The rain reduced the number of overs, and shortly after this exchange, the game ended. Up next were the men, the Adelaide Strikers, against Sydney Thunder, and the crowds poured in. The rain poured too, but that didn’t stop people from coming. They showed up with umbrellas and in ponchos, decked out in Strikers blue. Blue wigs, blue face paint, blue hair spray, shiny blue nail polish. They were helped along by the free giveaways, which included light-up badges, clappers and signs. The match was delayed, the tarps stayed on, and still they came.
I’ve never seen anything like it. On a Monday night, in the rain, they came in the thousands to watch their team. The final tally was 43,300 visitors to the stadium, out of a 53,000-fan capacity.
Two young boys in front of me, not older than seven, cheered for the covers to come off. One practised his bowing action from his seat, and batted with an empty bottle. I could hear the “thock” he made, even over the roar of the crowd, as they waited for the match to begin.
I’ve never seen so many people wait so patiently for something that is being held just out of their reach. They seemed happy to crowd in together, dressed in blue, safe in the knowledge that sport was coming soon.

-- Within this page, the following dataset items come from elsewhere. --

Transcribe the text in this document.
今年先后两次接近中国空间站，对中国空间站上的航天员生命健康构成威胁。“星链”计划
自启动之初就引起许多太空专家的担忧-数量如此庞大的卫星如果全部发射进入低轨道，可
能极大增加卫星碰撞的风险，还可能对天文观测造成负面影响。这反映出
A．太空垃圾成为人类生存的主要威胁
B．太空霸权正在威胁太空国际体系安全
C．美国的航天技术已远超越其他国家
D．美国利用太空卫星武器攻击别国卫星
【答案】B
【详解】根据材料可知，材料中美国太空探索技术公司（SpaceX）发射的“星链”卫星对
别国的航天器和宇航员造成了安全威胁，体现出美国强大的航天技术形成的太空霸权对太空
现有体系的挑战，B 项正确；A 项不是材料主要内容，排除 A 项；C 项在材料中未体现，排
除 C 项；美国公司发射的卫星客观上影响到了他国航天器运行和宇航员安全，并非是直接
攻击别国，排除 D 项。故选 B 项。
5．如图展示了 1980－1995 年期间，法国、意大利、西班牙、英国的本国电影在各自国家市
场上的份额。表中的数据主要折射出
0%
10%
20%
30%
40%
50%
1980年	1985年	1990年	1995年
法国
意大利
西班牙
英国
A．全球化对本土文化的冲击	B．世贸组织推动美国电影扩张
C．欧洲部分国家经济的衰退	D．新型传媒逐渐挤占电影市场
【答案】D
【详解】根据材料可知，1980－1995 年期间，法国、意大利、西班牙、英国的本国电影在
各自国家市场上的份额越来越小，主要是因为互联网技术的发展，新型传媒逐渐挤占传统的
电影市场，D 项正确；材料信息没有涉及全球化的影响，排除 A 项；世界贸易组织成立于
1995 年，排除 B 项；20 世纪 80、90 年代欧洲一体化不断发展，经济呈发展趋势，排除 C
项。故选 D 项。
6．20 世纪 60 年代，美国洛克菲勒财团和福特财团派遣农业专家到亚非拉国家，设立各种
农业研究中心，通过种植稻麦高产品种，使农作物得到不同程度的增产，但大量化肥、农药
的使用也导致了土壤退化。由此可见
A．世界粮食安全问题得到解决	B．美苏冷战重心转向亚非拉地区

In the end, the match took place briefly on and off, before finally being washed out around 10pm. I didn’t hear anyone complain, not even the children who had surely had their attention spans stretched beyond their breaking point. Everyone just packed up and headed out into the rain together, seeming to understand that this is just the way cricket goes sometimes. We went with them, padding down the footpath and into the train station, sliding on the wet tiles as a thousand conversations broke over us.
When we finally arrived home, it was with a certain feeling of contentment – the one you get when you have been wet and cold but now are wrapped in a warm blanket, your socks and shoes out to dry. The feeling of sharing an experience, a few moments, of becoming friends with strangers.
It is the feeling of being on a team. That is, after all, what those women see in it. It is what the men see in it. It is a feeling worth waiting in the rain for, worth travelling the world for. It is what keeps us coming back.